In his plea agreement, Laube admitted to associating with members of the Rise Above Movement (RAM), which represented itself as a “combat-ready, militant group of a new nationalist white supremacy and identity movement.” …
Laube admitted to attending a combat training event in San Clemente on March 15, 2017. Later that month, on March 25, Laube, who was on probation for an armed robbery, and several other RAM members attended the Huntington Beach rally, organized by Trump supporters.
Laube assaulted Frank Tristan, who was covering the rally for the Orange County Weekly. According to the then editor, “Tristan was being beat up by someone else [when] Laube rushed him, grabbed him by the jacket and pummeled his head and face.”
The prior case is related
In February, Carney dismissed charges against White supremacists Robert Rundo and Robert Boman; they had been charged with conspiracy to violate the Anti-Riot Act and rioting. Carney claimed the Anti-Riot Act, under which they were charged, was “unconstitutionally over-broad.”

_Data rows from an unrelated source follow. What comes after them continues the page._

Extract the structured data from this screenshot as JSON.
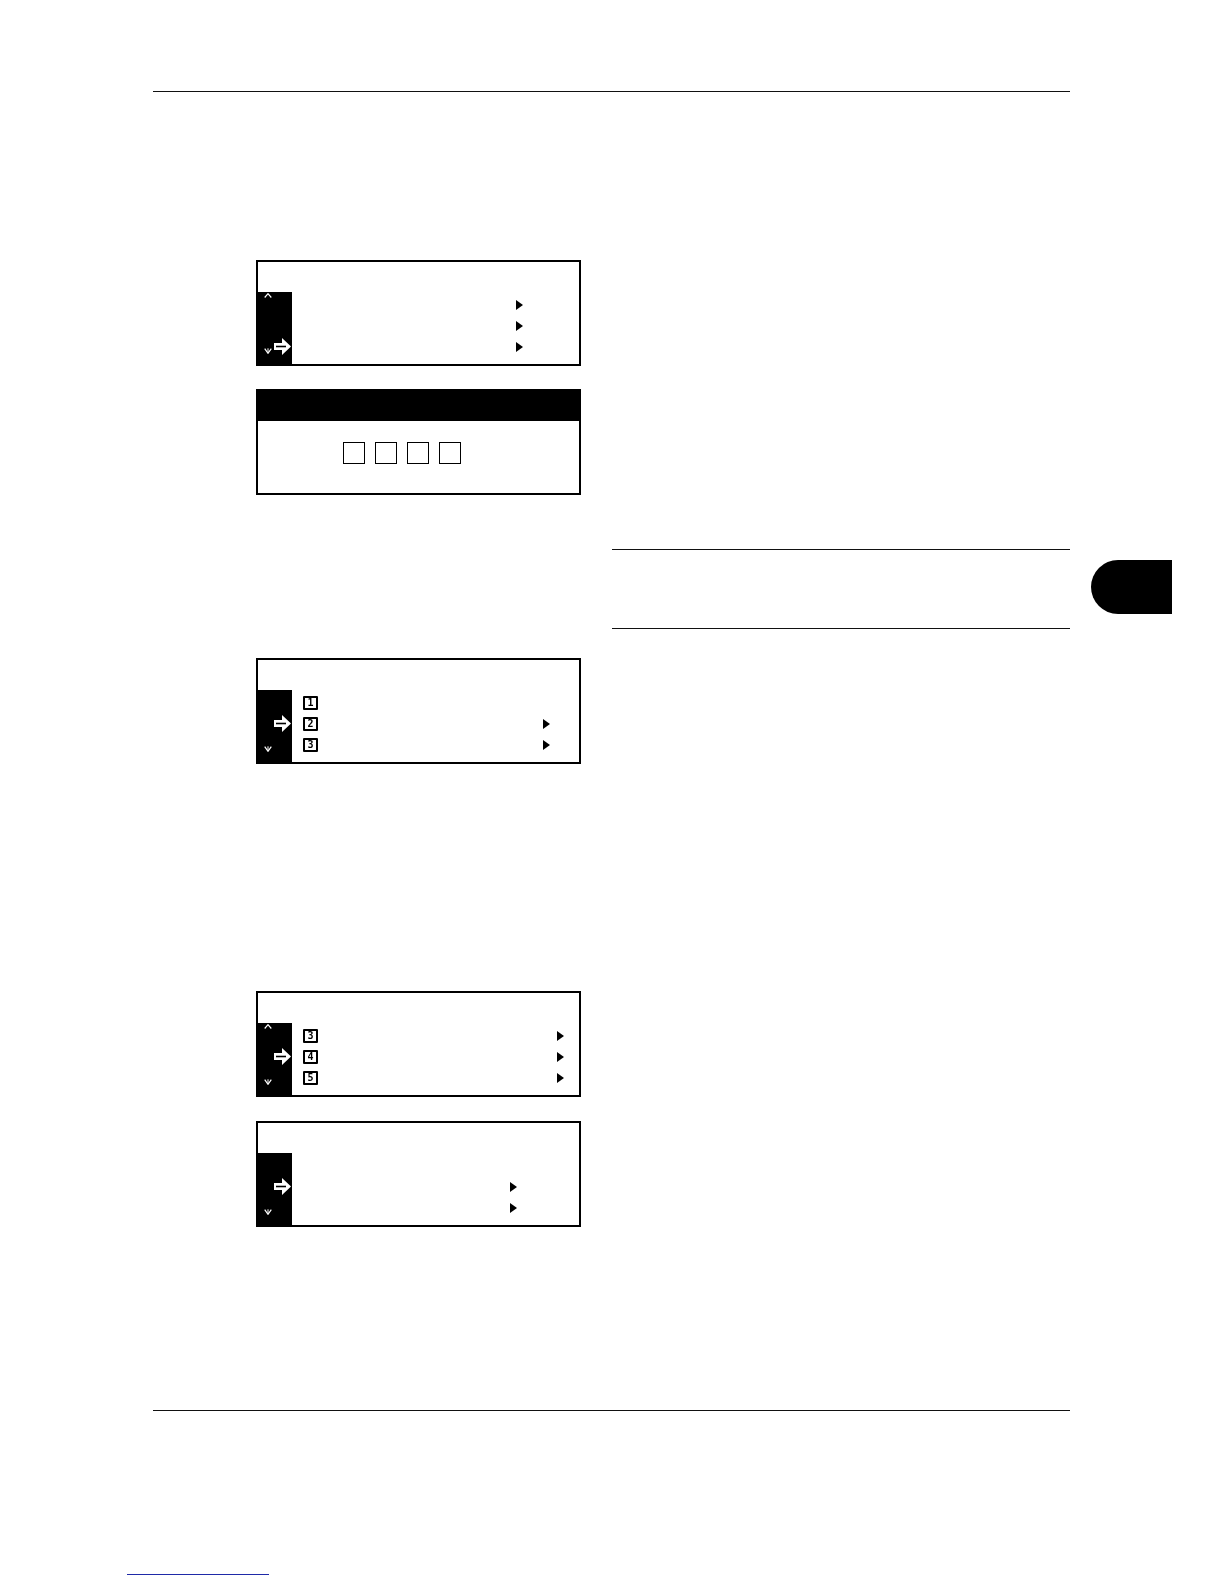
{
  "screens": [
    {
      "kind": "menu",
      "scroll_up": true,
      "scroll_down": true,
      "rows": [
        {
          "selected": false,
          "submenu": true
        },
        {
          "selected": false,
          "submenu": true
        },
        {
          "selected": true,
          "submenu": true
        }
      ]
    },
    {
      "kind": "code_entry",
      "digits": [
        {
          "filled": false
        },
        {
          "filled": false
        },
        {
          "filled": false
        },
        {
          "filled": false
        }
      ]
    },
    {
      "kind": "menu",
      "scroll_up": false,
      "scroll_down": true,
      "rows": [
        {
          "number": "1",
          "selected": false,
          "submenu": false
        },
        {
          "number": "2",
          "selected": true,
          "submenu": true
        },
        {
          "number": "3",
          "selected": false,
          "submenu": true
        }
      ]
    },
    {
      "kind": "menu",
      "scroll_up": true,
      "scroll_down": true,
      "rows": [
        {
          "number": "3",
          "selected": false,
          "submenu": true
        },
        {
          "number": "4",
          "selected": true,
          "submenu": true
        },
        {
          "number": "5",
          "selected": false,
          "submenu": true
        }
      ]
    },
    {
      "kind": "menu",
      "scroll_up": false,
      "scroll_down": true,
      "rows": [
        {
          "selected": false,
          "submenu": false
        },
        {
          "selected": true,
          "submenu": true
        },
        {
          "selected": false,
          "submenu": true
        }
      ]
    }
  ]
}
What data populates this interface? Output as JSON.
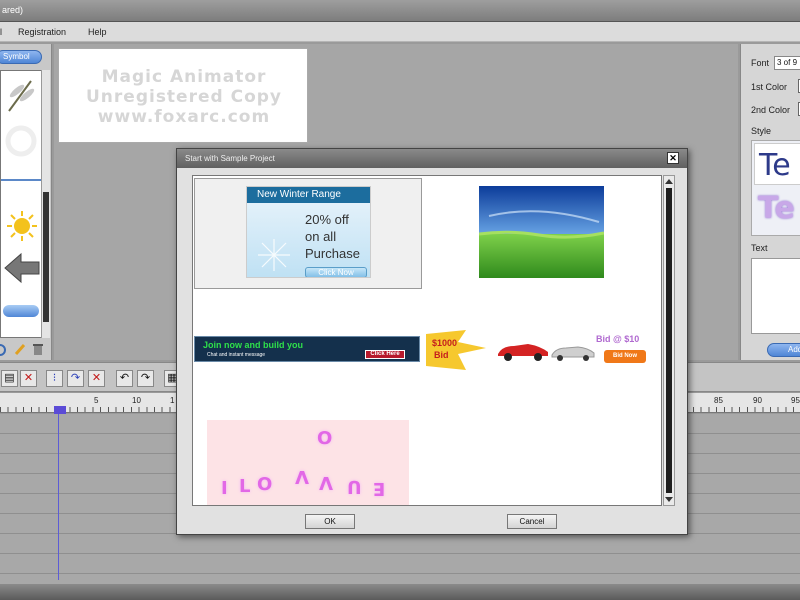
{
  "window": {
    "title": "ared)"
  },
  "menu": {
    "items": [
      "l",
      "Registration",
      "Help"
    ]
  },
  "left_panel": {
    "tab_label": "Symbol"
  },
  "canvas": {
    "watermark": [
      "Magic Animator",
      "Unregistered Copy",
      "www.foxarc.com"
    ]
  },
  "right_panel": {
    "font_label": "Font",
    "font_value": "3 of 9",
    "color1_label": "1st Color",
    "color2_label": "2nd Color",
    "style_label": "Style",
    "style_sample": "Te",
    "text_label": "Text",
    "add_label": "Add"
  },
  "ruler": {
    "ticks": [
      "5",
      "10",
      "1",
      "85",
      "90",
      "95"
    ]
  },
  "dialog": {
    "title": "Start with Sample Project",
    "close_glyph": "✕",
    "ok_label": "OK",
    "cancel_label": "Cancel",
    "samples": {
      "winter": {
        "header": "New Winter Range",
        "body": "20% off\non all\nPurchase",
        "button": "Click Now"
      },
      "banner": {
        "heading": "Join now and build you",
        "sub": "Chat and instant message",
        "button": "Click Here"
      },
      "auction": {
        "price": "$1000",
        "bid": "Bid",
        "right_text": "Bid @ $10",
        "button": "Bid Now"
      },
      "love": {
        "letters": "I LO... O"
      }
    }
  },
  "colors": {
    "accent_blue": "#4f86d6",
    "dialog_title": "#606060",
    "playhead": "#5c5cd6"
  }
}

Rundo “is alleged to be a founding member” of RAM. Rundo fled the country to escape prosecution; the U.S. extradited him from Romania, according to the LA Times.
The 9th Circuit Court of Appeals immediately blocked Carney’s release order. They also determined parts of the Anti-Riot Act were constitutional.
Laube, Rundo and Boman were initially charged in 2018.
Then, as last week, Carney has railed against unequal prosecution. Just south of his court, in San Diego, state prosecutors are wrapping up “the first ever prosecution alleging an ‘antifa’ conspiracy.”
Carney’s background is checkered
President George W. Bush nominated Carney to the federal bench, the Los Angeles-based Central District of California, on January 7, 2003.
Carney objected to Covid-19 restrictions on trials and dropped five criminal cases for lack of “speedy” trial. The 9th Circuit Appeals Court disagreed. Again.
Carney served as Chief Judge of the Central District of California from June 1, 2020 – June 26, 2020. He stepped down due to racially charged remarks to a 35-year employee of the court. He told Kiry K. Gray, the top clerk and executive for the courts, “it was not like I was the police officer standing on your neck.” The Central District of California is the largest federal court jurisdiction in the country.